4. Sophia Jane (neé Williamson), Countess of Zetland, wife of Thomas the 2nd Earl. Obit 21 May 1865.
The ancient cross stands in front of the former west door, beneath the rose window and hatchments.
The stone cross was re-discovered in January 1901, buried in sand opposite Cliff House. Further researches in the 20th century have dated the cross at about 1230 AD and have concluded that it was a wayside cross to mark the point at which funeral processions along the beach from Redcar turned inland to reach St. Germain’s Church.
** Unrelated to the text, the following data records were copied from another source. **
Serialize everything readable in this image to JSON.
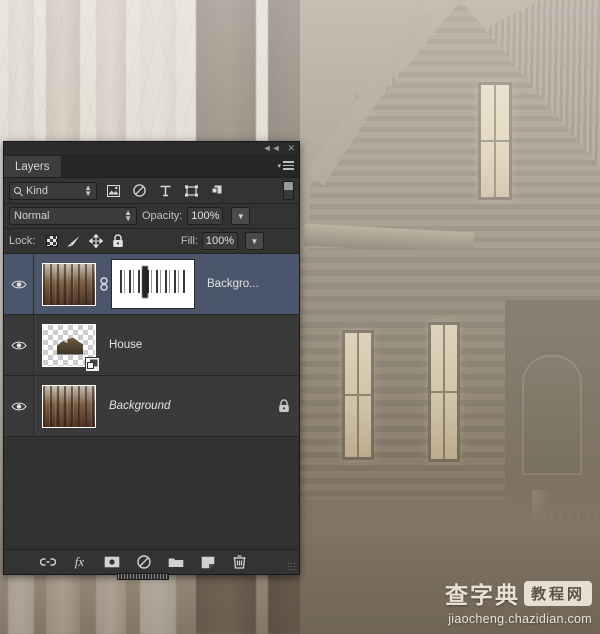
{
  "panel": {
    "titlebar": {
      "collapse_label": "◄◄",
      "close_label": "✕",
      "collapse_icon": "collapse-icon",
      "close_icon": "close-icon"
    },
    "tab_label": "Layers",
    "menu_icon": "panel-menu-icon",
    "filter": {
      "kind_label": "Kind",
      "search_icon": "search-icon",
      "stepper_icon": "stepper-arrows-icon",
      "buttons": [
        {
          "name": "filter-pixel-layers",
          "icon": "image-icon",
          "title": "Filter for pixel layers"
        },
        {
          "name": "filter-adjustment-layers",
          "icon": "adjustment-circle-icon",
          "title": "Filter for adjustment layers"
        },
        {
          "name": "filter-type-layers",
          "icon": "type-icon",
          "title": "Filter for type layers"
        },
        {
          "name": "filter-shape-layers",
          "icon": "shape-icon",
          "title": "Filter for shape layers"
        },
        {
          "name": "filter-smart-objects",
          "icon": "smart-object-icon",
          "title": "Filter for smart objects"
        }
      ],
      "toggle_icon": "filter-toggle-switch"
    },
    "blend": {
      "mode": "Normal",
      "opacity_label": "Opacity:",
      "opacity_value": "100%",
      "opacity_dropdown_icon": "chevron-down-icon"
    },
    "lock": {
      "label": "Lock:",
      "icons": [
        {
          "name": "lock-transparent-pixels-icon",
          "icon": "checkerboard-icon"
        },
        {
          "name": "lock-image-pixels-icon",
          "icon": "brush-icon"
        },
        {
          "name": "lock-position-icon",
          "icon": "move-arrows-icon"
        },
        {
          "name": "lock-all-icon",
          "icon": "padlock-icon"
        }
      ],
      "fill_label": "Fill:",
      "fill_value": "100%",
      "fill_dropdown_icon": "chevron-down-icon"
    },
    "layers": [
      {
        "name": "Backgro...",
        "selected": true,
        "visible": true,
        "italic": false,
        "locked": false,
        "thumb_kind": "forest-photo",
        "has_mask": true,
        "mask_linked": true,
        "link_icon": "chain-link-icon",
        "eye_icon": "eye-icon"
      },
      {
        "name": "House",
        "selected": false,
        "visible": true,
        "italic": false,
        "locked": false,
        "thumb_kind": "transparent-house",
        "has_mask": false,
        "badge_icon": "smart-object-badge-icon",
        "eye_icon": "eye-icon"
      },
      {
        "name": "Background",
        "selected": false,
        "visible": true,
        "italic": true,
        "locked": true,
        "thumb_kind": "forest-photo",
        "has_mask": false,
        "lock_icon": "padlock-icon",
        "eye_icon": "eye-icon"
      }
    ],
    "bottom_buttons": [
      {
        "name": "link-layers-button",
        "icon": "chain-link-icon",
        "glyph": "link"
      },
      {
        "name": "layer-style-button",
        "icon": "fx-icon",
        "glyph": "fx"
      },
      {
        "name": "add-layer-mask-button",
        "icon": "mask-icon",
        "glyph": "mask"
      },
      {
        "name": "new-adjustment-layer-button",
        "icon": "adjustment-circle-icon",
        "glyph": "adj"
      },
      {
        "name": "new-group-button",
        "icon": "folder-icon",
        "glyph": "folder"
      },
      {
        "name": "new-layer-button",
        "icon": "new-layer-icon",
        "glyph": "newlayer"
      },
      {
        "name": "delete-layer-button",
        "icon": "trash-icon",
        "glyph": "trash"
      }
    ],
    "colors": {
      "panel_bg": "#2e2e2e",
      "row_bg": "#3a3a3a",
      "selected_row": "#4b556b",
      "text": "#e3e3e3"
    }
  },
  "watermark": {
    "brand_cn": "查字典",
    "brand_box": "教程网",
    "url": "jiaocheng.chazidian.com"
  },
  "canvas": {
    "description": "Foggy forest photograph with weathered wooden house composited on the right"
  }
}
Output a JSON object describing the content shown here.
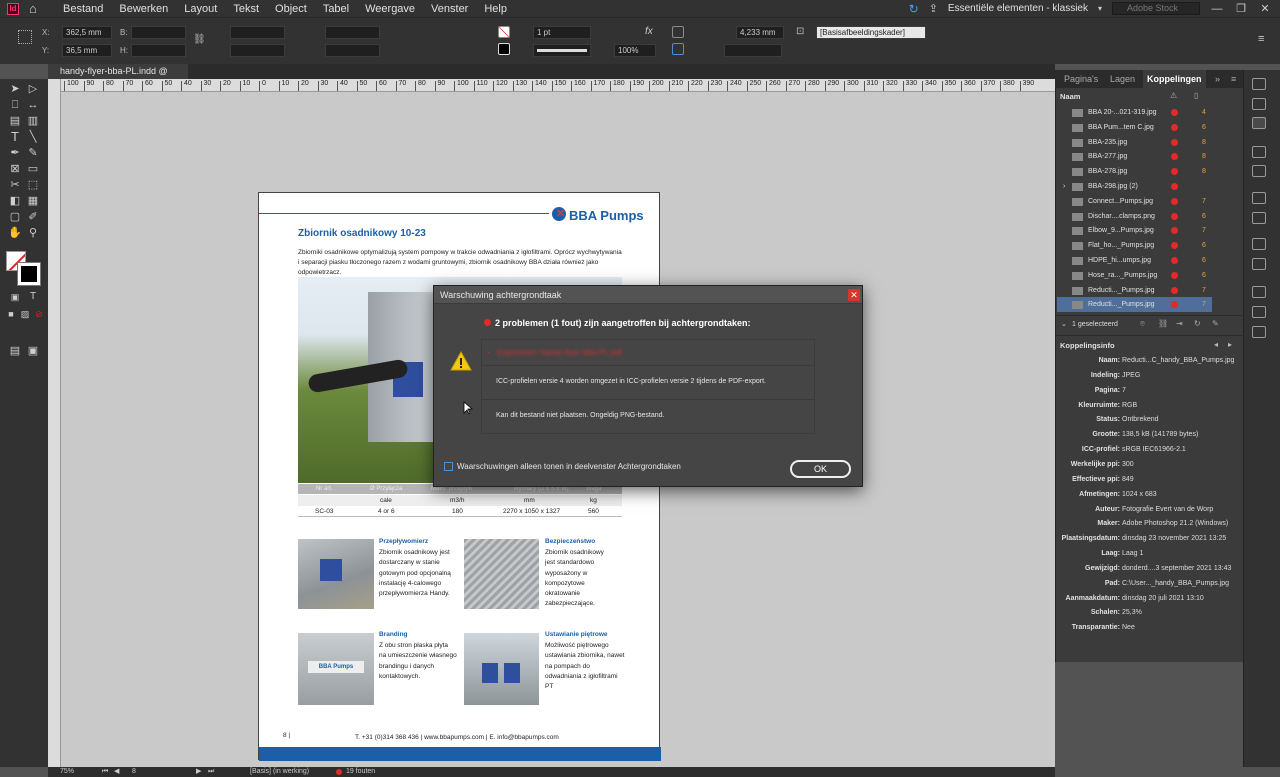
{
  "menubar": {
    "logo": "Id",
    "items": [
      "Bestand",
      "Bewerken",
      "Layout",
      "Tekst",
      "Object",
      "Tabel",
      "Weergave",
      "Venster",
      "Help"
    ],
    "workspace": "Essentiële elementen - klassiek",
    "search_placeholder": "Adobe Stock"
  },
  "controlbar": {
    "x_label": "X:",
    "x_value": "362,5 mm",
    "y_label": "Y:",
    "y_value": "36,5 mm",
    "b_label": "B:",
    "h_label": "H:",
    "stroke_weight": "1 pt",
    "zoom": "100%",
    "dimension": "4,233 mm",
    "object_style": "[Basisafbeeldingskader]"
  },
  "document": {
    "tab_name": "handy-flyer-bba-PL.indd @ 75%",
    "ruler_ticks": [
      "100",
      "90",
      "80",
      "70",
      "60",
      "50",
      "40",
      "30",
      "20",
      "10",
      "0",
      "10",
      "20",
      "30",
      "40",
      "50",
      "60",
      "70",
      "80",
      "90",
      "100",
      "110",
      "120",
      "130",
      "140",
      "150",
      "160",
      "170",
      "180",
      "190",
      "200",
      "210",
      "220",
      "230",
      "240",
      "250",
      "260",
      "270",
      "280",
      "290",
      "300",
      "310",
      "320",
      "330",
      "340",
      "350",
      "360",
      "370",
      "380",
      "390"
    ]
  },
  "page": {
    "brand": "BBA Pumps",
    "title": "Zbiornik osadnikowy 10-23",
    "intro": "Zbiorniki osadnikowe optymalizują system pompowy w trakcie odwadniania z igłofiltrami. Oprócz wychwytywania i separacji piasku tłoczonego razem z wodami gruntowymi, zbiornik osadnikowy BBA działa również jako odpowietrzacz.",
    "table_header_faded": [
      "Nr art.",
      "Ø Przyłącza",
      "Maks. przepływ",
      "Wymiary (D x S x W)",
      "Waga"
    ],
    "table_units": [
      "",
      "cale",
      "m3/h",
      "mm",
      "kg"
    ],
    "table_row": [
      "SC-03",
      "4 or 6",
      "180",
      "2270 x 1050 x 1327",
      "560"
    ],
    "features": [
      {
        "title": "Przepływomierz",
        "text": "Zbiornik osadnikowy jest dostarczany w stanie gotowym pod opcjonalną instalację 4-calowego przepływomierza Handy."
      },
      {
        "title": "Bezpieczeństwo",
        "text": "Zbiornik osadnikowy jest standardowo wyposażony w kompozytowe okratowanie zabezpieczające."
      },
      {
        "title": "Branding",
        "text": "Z obu stron płaska płyta na umieszczenie własnego brandingu i danych kontaktowych."
      },
      {
        "title": "Ustawianie piętrowe",
        "text": "Możliwość piętrowego ustawiania zbiornika, nawet na pompach do odwadniania z igłofiltrami PT"
      }
    ],
    "page_number": "8 |",
    "footer": "T. +31 (0)314 368 436 | www.bbapumps.com | E. info@bbapumps.com",
    "brand_colors": {
      "blue": "#1b5fa8",
      "red": "#e53935"
    }
  },
  "dialog": {
    "title": "Warschuwing achtergrondtaak",
    "heading": "2 problemen (1 fout) zijn aangetroffen bij achtergrondtaken:",
    "faded_line": "Exporteren: handy-flyer-bba-PL.pdf",
    "message1": "ICC-profielen versie 4 worden omgezet in ICC-profielen versie 2 tijdens de PDF-export.",
    "message2": "Kan dit bestand niet plaatsen. Ongeldig PNG-bestand.",
    "checkbox_label": "Waarschuwingen alleen tonen in deelvenster Achtergrondtaken",
    "ok_label": "OK"
  },
  "panel": {
    "tabs": [
      "Pagina's",
      "Lagen",
      "Koppelingen"
    ],
    "column_name": "Naam",
    "links": [
      {
        "name": "BBA 20-...021-319.jpg",
        "page": "4"
      },
      {
        "name": "BBA Pum...tem C.jpg",
        "page": "6"
      },
      {
        "name": "BBA-235.jpg",
        "page": "8"
      },
      {
        "name": "BBA-277.jpg",
        "page": "8"
      },
      {
        "name": "BBA-278.jpg",
        "page": "8"
      },
      {
        "name": "BBA-298.jpg (2)",
        "page": ""
      },
      {
        "name": "Connect...Pumps.jpg",
        "page": "7"
      },
      {
        "name": "Dischar....clamps.png",
        "page": "6"
      },
      {
        "name": "Elbow_9...Pumps.jpg",
        "page": "7"
      },
      {
        "name": "Flat_ho..._Pumps.jpg",
        "page": "6"
      },
      {
        "name": "HDPE_hi...umps.jpg",
        "page": "6"
      },
      {
        "name": "Hose_ra..._Pumps.jpg",
        "page": "6"
      },
      {
        "name": "Reducti..._Pumps.jpg",
        "page": "7"
      },
      {
        "name": "Reducti..._Pumps.jpg",
        "page": "7"
      }
    ],
    "selected_count": "1 geselecteerd",
    "info_title": "Koppelingsinfo",
    "info": [
      {
        "k": "Naam:",
        "v": "Reducti...C_handy_BBA_Pumps.jpg"
      },
      {
        "k": "Indeling:",
        "v": "JPEG"
      },
      {
        "k": "Pagina:",
        "v": "7"
      },
      {
        "k": "Kleurruimte:",
        "v": "RGB"
      },
      {
        "k": "Status:",
        "v": "Ontbrekend"
      },
      {
        "k": "Grootte:",
        "v": "138,5 kB (141789 bytes)"
      },
      {
        "k": "ICC-profiel:",
        "v": "sRGB IEC61966-2.1"
      },
      {
        "k": "Werkelijke ppi:",
        "v": "300"
      },
      {
        "k": "Effectieve ppi:",
        "v": "849"
      },
      {
        "k": "Afmetingen:",
        "v": "1024 x 683"
      },
      {
        "k": "Auteur:",
        "v": "Fotografie Evert van de Worp"
      },
      {
        "k": "Maker:",
        "v": "Adobe Photoshop 21.2 (Windows)"
      },
      {
        "k": "Plaatsingsdatum:",
        "v": "dinsdag 23 november 2021 13:25"
      },
      {
        "k": "Laag:",
        "v": "Laag 1"
      },
      {
        "k": "Gewijzigd:",
        "v": "donderd....3 september 2021 13:43"
      },
      {
        "k": "Pad:",
        "v": "C:\\User..._handy_BBA_Pumps.jpg"
      },
      {
        "k": "Aanmaakdatum:",
        "v": "dinsdag 20 juli 2021 13:10"
      },
      {
        "k": "Schalen:",
        "v": "25,3%"
      },
      {
        "k": "Transparantie:",
        "v": "Nee"
      }
    ]
  },
  "statusbar": {
    "zoom": "75%",
    "page": "8",
    "profile": "[Basis] (in werking)",
    "errors": "19 fouten"
  }
}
John Walker Ord in his 1846 History and Antiquities of Cleveland makes reference to ‘Marske Cross’ being made from stone salvaged from the original Saxon church that pre-dated St. Germain’s. That would explain the suggested date of 1230AD but, since it was clearly visible to all and sundry in 1846 and was an established landmark when he published his book, he fails to record where it stood at that time!
It has been displayed in St. Mark’s Church since September 1904. Missing sections of the main column have been replaced and a new plinth provided.
The Aviators' Window
Opposite, as you enter the church is the Aviators' Window. It marks the importance of Marske-by-the-Sea in the early days of aviation and commemorates the life of Edward Petre* who was killed in an accident at Marske whilst attempting to fly non-stop from Brooklands aerodrome near London to Edinburgh on Christmas Eve in 1912.
The left hand light shows Petre's flight path as a red line close to the east coast; Beside Petre’s Martin Handasyde monoplane a small text panel gives his name and dates. The text They shall mount up on wings as eagles (Isaiah 40:30) refers to Petre’s strong Christian faith as well as the fact that the Royal Air Force uses eagle wings as part of its official badge.
The right hand light commemorates the young men who learned to fly at Marske's Royal Flying Corps and Royal Air Force fighter schools during the First World War. Aircraft soar upwards from Marske airfield at the base of the design, past Marske Hall, the old church of St. Germain and Huntcliff at Saltburn.
The window was designed and created by Ann Sotheran FMGP of York. It was dedicated by the Bishop of Whitby on Sunday 1st November 2015 in the presence of members of Edward Petre's family and many donors.
*The name is pronounced 'Peter', the same as the conventional spelling.
The Memorial Chapel
As you move along the North aisle, towards the front of the church you come to the Memorial Chapel, a place for private prayer and quiet thoughts.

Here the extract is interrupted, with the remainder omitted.